Loi Scellier – Chapitre 1 : Champ d’application de la réduction d’impôt

Section 1 : Bénéficiaires

4. Personnes physiques. La réduction d’impôt sur le revenu s’applique aux contribuables personnes physiques fiscalement domiciliés en France au sens de l’article 4 B du CGI. L’investissement peut être réalisé directement par le contribuable. Dans ce cas, la réduction d’impôt s’applique au contribuable personne physique ayant réalisé l’investissement.

5. Associés personnes physiques de certaines sociétés de personnes. L’investissement peut également être réalisé par l’intermédiaire d’une société non soumise à l’impôt sur les sociétés autre qu’une société civile de placement immobilier. Il peut s’agir notamment d’une société civile immobilière de gestion, d’une société immobilière de copropriété relevant de l’article 1655 ter du CGI ou de toute autre société de personnes telles que les sociétés en nom collectif, les sociétés en participation. Dans ce cas, l’avantage fiscal s’applique à l’associé personne physique de la société non soumise à l’impôt sur les sociétés.
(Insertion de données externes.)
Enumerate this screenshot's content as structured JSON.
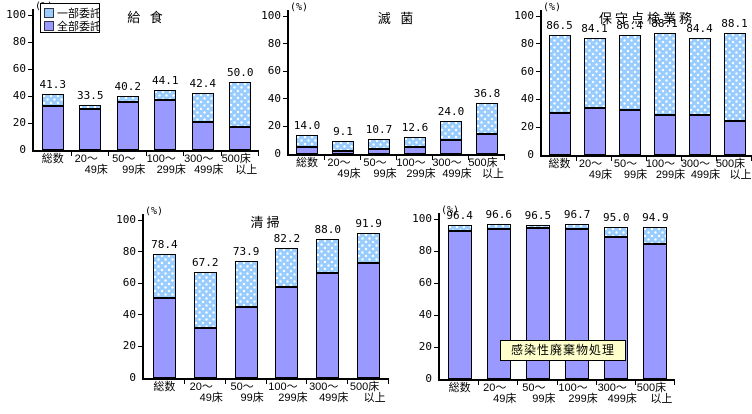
{
  "colors": {
    "partial_fill": "#99CCFF",
    "partial_dot": "#FFFFFF",
    "full_fill": "#9999FF",
    "separator": "#000000",
    "axis": "#000000",
    "title_box_bg": "#FFFFCC"
  },
  "legend": {
    "items": [
      {
        "label": "一部委託",
        "style": "dots"
      },
      {
        "label": "全部委託",
        "style": "solid"
      }
    ]
  },
  "category_lines": [
    [
      "総数"
    ],
    [
      "20〜",
      "49床"
    ],
    [
      "50〜",
      "99床"
    ],
    [
      "100〜",
      "299床"
    ],
    [
      "300〜",
      "499床"
    ],
    [
      "500床",
      "以上"
    ]
  ],
  "chart_data": [
    {
      "type": "stacked-bar",
      "title": "給 食",
      "unit": "(%)",
      "ylim": [
        0,
        100
      ],
      "yticks": [
        0,
        20,
        40,
        60,
        80,
        100
      ],
      "legend_position": "top-left",
      "categories": [
        "総数",
        "20〜49床",
        "50〜99床",
        "100〜299床",
        "300〜499床",
        "500床以上"
      ],
      "totals": [
        41.3,
        33.5,
        40.2,
        44.1,
        42.4,
        50.0
      ],
      "labels": [
        "41.3",
        "33.5",
        "40.2",
        "44.1",
        "42.4",
        "50.0"
      ],
      "series": [
        {
          "name": "全部委託",
          "values": [
            31.5,
            29.5,
            35.0,
            36.0,
            20.0,
            16.0
          ]
        },
        {
          "name": "一部委託",
          "values": [
            9.8,
            4.0,
            5.2,
            8.1,
            22.4,
            34.0
          ]
        }
      ]
    },
    {
      "type": "stacked-bar",
      "title": "滅 菌",
      "unit": "(%)",
      "ylim": [
        0,
        100
      ],
      "yticks": [
        0,
        20,
        40,
        60,
        80,
        100
      ],
      "categories": [
        "総数",
        "20〜49床",
        "50〜99床",
        "100〜299床",
        "300〜499床",
        "500床以上"
      ],
      "totals": [
        14.0,
        9.1,
        10.7,
        12.6,
        24.0,
        36.8
      ],
      "labels": [
        "14.0",
        "9.1",
        "10.7",
        "12.6",
        "24.0",
        "36.8"
      ],
      "series": [
        {
          "name": "全部委託",
          "values": [
            4.5,
            1.5,
            3.0,
            4.5,
            9.5,
            13.5
          ]
        },
        {
          "name": "一部委託",
          "values": [
            9.5,
            7.6,
            7.7,
            8.1,
            14.5,
            23.3
          ]
        }
      ]
    },
    {
      "type": "stacked-bar",
      "title": "保守点検業務",
      "unit": "(%)",
      "ylim": [
        0,
        100
      ],
      "yticks": [
        0,
        20,
        40,
        60,
        80,
        100
      ],
      "categories": [
        "総数",
        "20〜49床",
        "50〜99床",
        "100〜299床",
        "300〜499床",
        "500床以上"
      ],
      "totals": [
        86.5,
        84.1,
        86.4,
        88.1,
        84.4,
        88.1
      ],
      "labels": [
        "86.5",
        "84.1",
        "86.4",
        "88.1",
        "84.4",
        "88.1"
      ],
      "series": [
        {
          "name": "全部委託",
          "values": [
            29.5,
            33.0,
            31.5,
            28.0,
            28.0,
            24.0
          ]
        },
        {
          "name": "一部委託",
          "values": [
            57.0,
            51.1,
            54.9,
            60.1,
            56.4,
            64.1
          ]
        }
      ]
    },
    {
      "type": "stacked-bar",
      "title": "清掃",
      "unit": "(%)",
      "ylim": [
        0,
        100
      ],
      "yticks": [
        0,
        20,
        40,
        60,
        80,
        100
      ],
      "categories": [
        "総数",
        "20〜49床",
        "50〜99床",
        "100〜299床",
        "300〜499床",
        "500床以上"
      ],
      "totals": [
        78.4,
        67.2,
        73.9,
        82.2,
        88.0,
        91.9
      ],
      "labels": [
        "78.4",
        "67.2",
        "73.9",
        "82.2",
        "88.0",
        "91.9"
      ],
      "series": [
        {
          "name": "全部委託",
          "values": [
            50.0,
            31.0,
            44.0,
            57.0,
            66.0,
            72.0
          ]
        },
        {
          "name": "一部委託",
          "values": [
            28.4,
            36.2,
            29.9,
            25.2,
            22.0,
            19.9
          ]
        }
      ]
    },
    {
      "type": "stacked-bar",
      "title": "感染性廃棄物処理",
      "title_boxed": true,
      "unit": "(%)",
      "ylim": [
        0,
        100
      ],
      "yticks": [
        0,
        20,
        40,
        60,
        80,
        100
      ],
      "categories": [
        "総数",
        "20〜49床",
        "50〜99床",
        "100〜299床",
        "300〜499床",
        "500床以上"
      ],
      "totals": [
        96.4,
        96.6,
        96.5,
        96.7,
        95.0,
        94.9
      ],
      "labels": [
        "96.4",
        "96.6",
        "96.5",
        "96.7",
        "95.0",
        "94.9"
      ],
      "series": [
        {
          "name": "全部委託",
          "values": [
            92.0,
            93.0,
            93.5,
            93.0,
            88.0,
            84.0
          ]
        },
        {
          "name": "一部委託",
          "values": [
            4.4,
            3.6,
            3.0,
            3.7,
            7.0,
            10.9
          ]
        }
      ]
    }
  ]
}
6. Domiciliation fiscale en France. Le contribuable qui entend bénéficier de la réduction d’impôt doit, en tout état de cause, être domicilié fiscalement en France, au sens de l’article 4 B du CGI. Il s’agit, conformément aux dispositions de l’article 4 A du CGI, des contribuables qui sont soumis en France à l’impôt sur le revenu sur l’ensemble de leur revenus, qu’il s’agisse de revenus de source française ou étrangère. Dans la généralité des cas, il s’agit de personnes résidant en France métropolitaine ou dans un département d’outre-mer.
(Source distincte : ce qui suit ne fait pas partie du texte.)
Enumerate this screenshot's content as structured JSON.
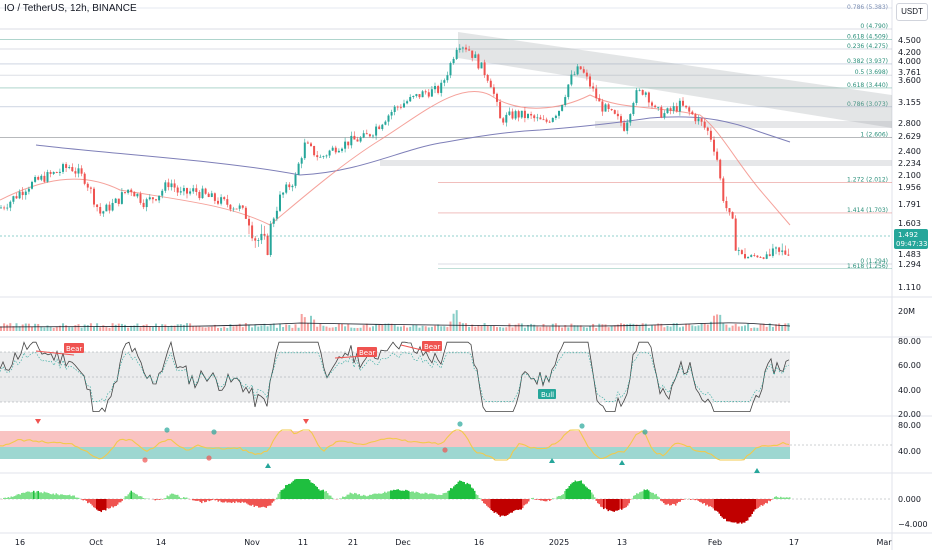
{
  "header": {
    "title": "IO / TetherUS, 12h, BINANCE",
    "unit": "USDT"
  },
  "price_axis": {
    "ticks": [
      "4.500",
      "4.200",
      "4.000",
      "3.761",
      "3.600",
      "3.155",
      "2.800",
      "2.629",
      "2.400",
      "2.234",
      "2.100",
      "1.956",
      "1.791",
      "1.603",
      "1.483",
      "1.294",
      "1.110"
    ],
    "current_price": "1.492",
    "countdown": "09:47:33",
    "volume_tick": "20M"
  },
  "rsi_axis": {
    "ticks": [
      "80.00",
      "60.00",
      "40.00",
      "20.00"
    ]
  },
  "osc_axis": {
    "ticks": [
      "80.00",
      "40.00"
    ]
  },
  "macd_axis": {
    "ticks": [
      "0.000",
      "−4.000"
    ]
  },
  "time_axis": {
    "labels": [
      "16",
      "Oct",
      "14",
      "Nov",
      "11",
      "21",
      "Dec",
      "16",
      "2025",
      "13",
      "Feb",
      "17",
      "Mar"
    ]
  },
  "fib_levels": [
    {
      "label": "0 (4.790)",
      "price": 4.79,
      "color": "#8a94a6"
    },
    {
      "label": "0.618 (4.509)",
      "price": 4.509,
      "color": "#2a8f7a"
    },
    {
      "label": "0.236 (4.275)",
      "price": 4.275,
      "color": "#8a94a6"
    },
    {
      "label": "0.382 (3.937)",
      "price": 3.937,
      "color": "#7c8fb3"
    },
    {
      "label": "0.5 (3.698)",
      "price": 3.698,
      "color": "#8a94a6"
    },
    {
      "label": "0.618 (3.440)",
      "price": 3.44,
      "color": "#2a8f7a"
    },
    {
      "label": "0.786 (3.073)",
      "price": 3.073,
      "color": "#7c8fb3"
    },
    {
      "label": "1 (2.606)",
      "price": 2.606,
      "color": "#131722"
    },
    {
      "label": "1.272 (2.012)",
      "price": 2.012,
      "color": "#d9534f"
    },
    {
      "label": "1.414 (1.703)",
      "price": 1.703,
      "color": "#d9534f"
    },
    {
      "label": "0 (1.294)",
      "price": 1.294,
      "color": "#8a94a6"
    },
    {
      "label": "1.618 (1.256)",
      "price": 1.256,
      "color": "#2a8f7a"
    }
  ],
  "top_fib_label": "0.786 (5.383)",
  "signals": {
    "bear": "Bear",
    "bull": "Bull"
  },
  "colors": {
    "up": "#26a69a",
    "down": "#ef5350",
    "ma_slow": "#7e7fb8",
    "ma_fast": "#f28b82",
    "rsi": "#555555"
  },
  "chart_data": {
    "type": "candlestick",
    "title": "IO / TetherUS, 12h, BINANCE",
    "unit": "USDT",
    "x_labels": [
      "16",
      "Oct",
      "14",
      "Nov",
      "11",
      "21",
      "Dec",
      "16",
      "2025",
      "13",
      "Feb",
      "17",
      "Mar"
    ],
    "price_range": [
      1.11,
      4.79
    ],
    "close_path": [
      {
        "x": 0,
        "y": 1.75
      },
      {
        "x": 10,
        "y": 1.82
      },
      {
        "x": 25,
        "y": 1.95
      },
      {
        "x": 40,
        "y": 2.05
      },
      {
        "x": 55,
        "y": 2.12
      },
      {
        "x": 70,
        "y": 2.2
      },
      {
        "x": 85,
        "y": 2.05
      },
      {
        "x": 100,
        "y": 1.7
      },
      {
        "x": 115,
        "y": 1.8
      },
      {
        "x": 130,
        "y": 1.95
      },
      {
        "x": 145,
        "y": 1.8
      },
      {
        "x": 160,
        "y": 1.9
      },
      {
        "x": 170,
        "y": 2.02
      },
      {
        "x": 180,
        "y": 1.88
      },
      {
        "x": 195,
        "y": 1.92
      },
      {
        "x": 210,
        "y": 1.85
      },
      {
        "x": 225,
        "y": 1.8
      },
      {
        "x": 240,
        "y": 1.75
      },
      {
        "x": 255,
        "y": 1.55
      },
      {
        "x": 268,
        "y": 1.5
      },
      {
        "x": 280,
        "y": 1.85
      },
      {
        "x": 295,
        "y": 2.05
      },
      {
        "x": 305,
        "y": 2.5
      },
      {
        "x": 320,
        "y": 2.3
      },
      {
        "x": 335,
        "y": 2.45
      },
      {
        "x": 350,
        "y": 2.55
      },
      {
        "x": 365,
        "y": 2.6
      },
      {
        "x": 380,
        "y": 2.8
      },
      {
        "x": 395,
        "y": 3.05
      },
      {
        "x": 410,
        "y": 3.2
      },
      {
        "x": 425,
        "y": 3.35
      },
      {
        "x": 440,
        "y": 3.4
      },
      {
        "x": 450,
        "y": 3.9
      },
      {
        "x": 458,
        "y": 4.45
      },
      {
        "x": 468,
        "y": 4.3
      },
      {
        "x": 480,
        "y": 3.9
      },
      {
        "x": 490,
        "y": 3.6
      },
      {
        "x": 500,
        "y": 2.85
      },
      {
        "x": 515,
        "y": 2.95
      },
      {
        "x": 530,
        "y": 2.9
      },
      {
        "x": 545,
        "y": 2.8
      },
      {
        "x": 560,
        "y": 3.05
      },
      {
        "x": 570,
        "y": 3.6
      },
      {
        "x": 580,
        "y": 3.85
      },
      {
        "x": 590,
        "y": 3.5
      },
      {
        "x": 600,
        "y": 3.1
      },
      {
        "x": 615,
        "y": 2.9
      },
      {
        "x": 625,
        "y": 2.75
      },
      {
        "x": 635,
        "y": 3.3
      },
      {
        "x": 645,
        "y": 3.4
      },
      {
        "x": 655,
        "y": 3.0
      },
      {
        "x": 665,
        "y": 2.95
      },
      {
        "x": 680,
        "y": 3.1
      },
      {
        "x": 695,
        "y": 2.9
      },
      {
        "x": 710,
        "y": 2.65
      },
      {
        "x": 717,
        "y": 2.3
      },
      {
        "x": 722,
        "y": 1.9
      },
      {
        "x": 728,
        "y": 1.7
      },
      {
        "x": 735,
        "y": 1.55
      },
      {
        "x": 745,
        "y": 1.42
      },
      {
        "x": 755,
        "y": 1.45
      },
      {
        "x": 765,
        "y": 1.43
      },
      {
        "x": 775,
        "y": 1.47
      },
      {
        "x": 790,
        "y": 1.492
      }
    ],
    "rsi_range": [
      20,
      80
    ],
    "volume_tick": "20M"
  }
}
Les personnes qui sont fiscalement domiciliées en France au sens du 2 de l’article 4 B du code précité, c’est-à-dire les agents de l’Etat qui exercent leurs fonctions ou sont chargés de mission dans un pays étranger et qui ne sont pas soumis dans ce pays à un impôt personnel sur l’ensemble des revenus, peuvent bénéficier de la réduction d’impôt.

En revanche, les personnes fiscalement domiciliées hors de France qui, en application du deuxième alinéa de l’article 4 A du même code, sont passibles de l’impôt sur le revenu à raison de leurs seuls revenus de source française, ne peuvent pas bénéficier de l’avantage fiscal. Il en est notamment ainsi des contribuables qui ont leur domicile fiscal en Polynésie française, dans les îles Wallis et Futuna, dans les Terres australes et antarctiques françaises, à Mayotte, à Saint-Pierre-et-Miquelon, à Saint-Martin, à Saint-Barthélemy et en Nouvelle-Calédonie.
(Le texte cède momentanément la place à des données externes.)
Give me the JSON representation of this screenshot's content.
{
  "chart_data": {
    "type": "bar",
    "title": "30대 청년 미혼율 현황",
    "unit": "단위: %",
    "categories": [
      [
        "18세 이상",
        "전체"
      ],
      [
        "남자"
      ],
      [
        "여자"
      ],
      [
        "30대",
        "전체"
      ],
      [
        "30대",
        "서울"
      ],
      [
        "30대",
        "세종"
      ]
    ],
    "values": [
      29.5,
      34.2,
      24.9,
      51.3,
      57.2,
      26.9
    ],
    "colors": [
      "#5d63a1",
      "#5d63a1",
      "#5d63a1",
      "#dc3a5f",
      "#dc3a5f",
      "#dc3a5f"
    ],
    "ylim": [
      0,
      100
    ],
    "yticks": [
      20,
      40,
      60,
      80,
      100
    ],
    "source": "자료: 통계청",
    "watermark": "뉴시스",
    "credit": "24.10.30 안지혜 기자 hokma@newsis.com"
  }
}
De même, les personnes résidant à Monaco mais assujetties en France à l’impôt sur le revenu en application de l’article 7 de la convention fiscale franco-monégasque du 18 mai 1963 ne peuvent pas bénéficier de la réduction d’impôt.

Section 2 : Investissements éligibles

7. La réduction d’impôt s’applique, sous certaines conditions, au titre de l’acquisition directe d’un immeuble ainsi qu’aux souscriptions de parts de sociétés civiles de placement immobilier (SCPI).

Sur la notion d’investissements éligibles voir fiche n° 1 de la présente instruction.

Section 3 : Caractéristiques des immeubles

A. IMMEUBLE A USAGE DE LOGEMENT

8. Principe. La réduction d’impôt s’applique aux immeubles à usage de logement au sens des articles R. 111-1 à R. 111-17 du code de la construction et de l’habitation. Le bien doit, par conséquent, satisfaire aux conditions de volume, de surface, de confort et de sécurité définies par ces dispositions. La circonstance que le logement constitue également le domicile commercial de l’entreprise du locataire n’est pas de nature à faire obstacle à l’application de l’avantage fiscal, dès lors que ce logement est totalement affecté à usage d’habitation.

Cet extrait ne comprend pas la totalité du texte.